Cuando las células de la escritura permanecen esquivas leo una o algunas o todas esas cosas, y mi valentía se alza desde el fondo de mí, como una cobra, y escribo.
También puedo ponerme delirante. Podría decir, por ejemplo, que mi manera de escribir tuvo un período Cortázar, un período Bradbury, un período Bioy Casares, un período Bryce Echenique, un período Caparrós, un megaperíodo Lorrie Moore. Todos esos períodos han tenido, a su vez, subperíodos y combinaciones: el período Lorrie Moore con subperíodo Caparrós combinado con subsubperíodo Richard Ford; el período Cortázar con subperíodo Bryce Echenique combinado con subsubperíodo García Márquez. Pero también he tenido el período Cuarteto en sol menor opus 25 de Brahms, el período Variaciones Goldberg de Bach, el período David Lynch, el período Drácula, de Francis Ford Coppola, el período Lars von Trier, el período Edward Hopper, el período Leonard Cohen, el período Tim Burton, el período Pearl Jam, y hasta el período «me fui de vacaciones a Indonesia, me quiero quedar a vivir ahí y estoy deprimida porque no me atrevo a hacerlo».

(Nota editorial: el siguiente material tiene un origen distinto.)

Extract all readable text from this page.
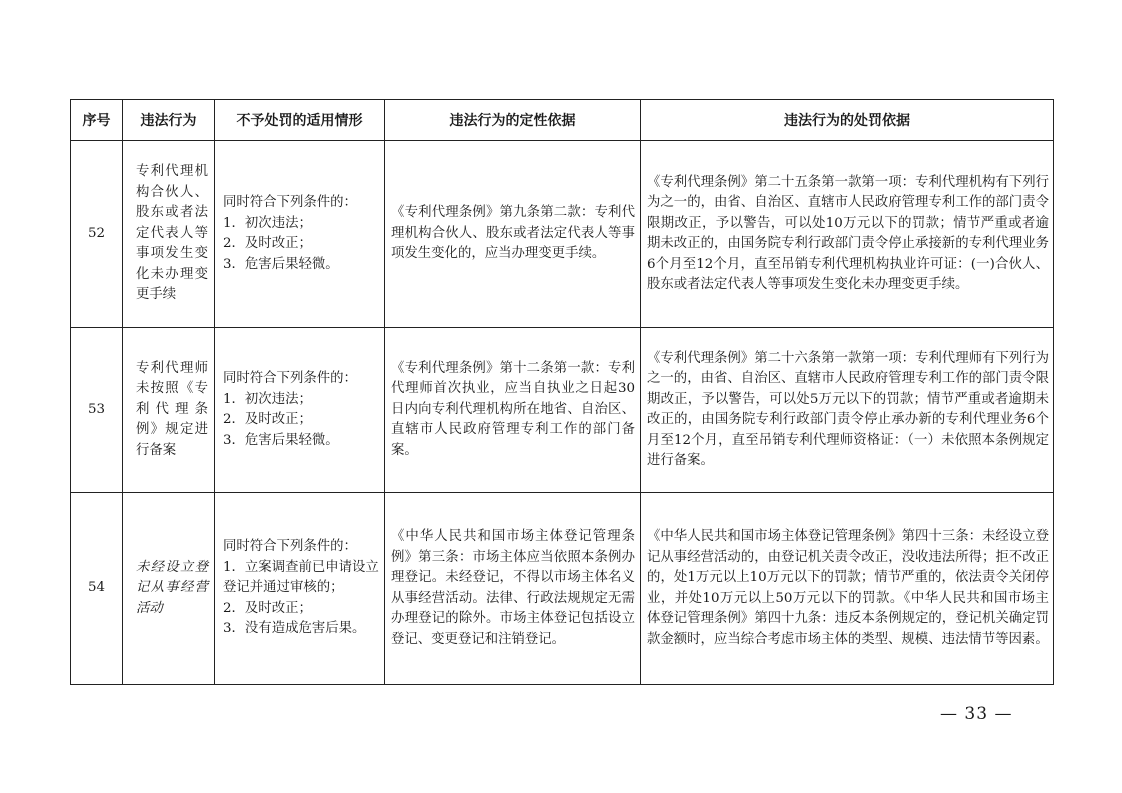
序号	违法行为	不予处罚的适用情形	违法行为的定性依据	违法行为的处罚依据
52	专利代理机构合伙人、股东或者法定代表人等事项发生变化未办理变更手续	同时符合下列条件的：
1．初次违法；
2．及时改正；
3．危害后果轻微。	《专利代理条例》第九条第二款：专利代理机构合伙人、股东或者法定代表人等事项发生变化的，应当办理变更手续。	《专利代理条例》第二十五条第一款第一项：专利代理机构有下列行为之一的，由省、自治区、直辖市人民政府管理专利工作的部门责令限期改正，予以警告，可以处10万元以下的罚款；情节严重或者逾期未改正的，由国务院专利行政部门责令停止承接新的专利代理业务6个月至12个月，直至吊销专利代理机构执业许可证：(一)合伙人、股东或者法定代表人等事项发生变化未办理变更手续。
53	专利代理师未按照《专利代理条例》规定进行备案	同时符合下列条件的：
1．初次违法；
2．及时改正；
3．危害后果轻微。	《专利代理条例》第十二条第一款：专利代理师首次执业，应当自执业之日起30日内向专利代理机构所在地省、自治区、直辖市人民政府管理专利工作的部门备案。	《专利代理条例》第二十六条第一款第一项：专利代理师有下列行为之一的，由省、自治区、直辖市人民政府管理专利工作的部门责令限期改正，予以警告，可以处5万元以下的罚款；情节严重或者逾期未改正的，由国务院专利行政部门责令停止承办新的专利代理业务6个月至12个月，直至吊销专利代理师资格证：（一）未依照本条例规定进行备案。
54	未经设立登记从事经营活动	同时符合下列条件的：
1．立案调查前已申请设立登记并通过审核的；
2．及时改正；
3．没有造成危害后果。	《中华人民共和国市场主体登记管理条例》第三条：市场主体应当依照本条例办理登记。未经登记，不得以市场主体名义从事经营活动。法律、行政法规规定无需办理登记的除外。市场主体登记包括设立登记、变更登记和注销登记。	《中华人民共和国市场主体登记管理条例》第四十三条：未经设立登记从事经营活动的，由登记机关责令改正，没收违法所得；拒不改正的，处1万元以上10万元以下的罚款；情节严重的，依法责令关闭停业，并处10万元以上50万元以下的罚款。《中华人民共和国市场主体登记管理条例》第四十九条：违反本条例规定的，登记机关确定罚款金额时，应当综合考虑市场主体的类型、规模、违法情节等因素。
— 33 —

Hay, por supuesto, experimentos que se hacen con deliberación. Sé, por ejemplo, que cuando vi Ángeles sobre Berlín me gustó tanto la forma en que Wim Wenders hundía la película en una burbuja de silencio usando, para eso, la voz en off (con aquel poema de Peter Handke que recitaba un viejo filósofo y que decía: «Cuando el niño era niño andaba con los brazos colgando, / quería que el arroyo fuera un río, / que el río fuera un torrente y que este charco fuera el mar»), que quise llevar ese efecto —esa melancolía producida por el cambio de registro en el volumen— a la escritura. Creí encontrar el modo, y lo sobreutilicé durante años, fragmentando los textos, transformándolos en esquirlas, intercalando escenas mudas, testimonios, descripciones ascéticas, pero sólo encontré la manera años después de haber visto la película de Wenders y gracias a otra, llamada El nuevo mundo, de Terrence Malick, con una voz en off bajo cuyo influjo escribí muchos de los artículos de los que hablo, hasta agotar el recurso o hasta que el recurso me agotó o hasta que nos agotamos mutuamente.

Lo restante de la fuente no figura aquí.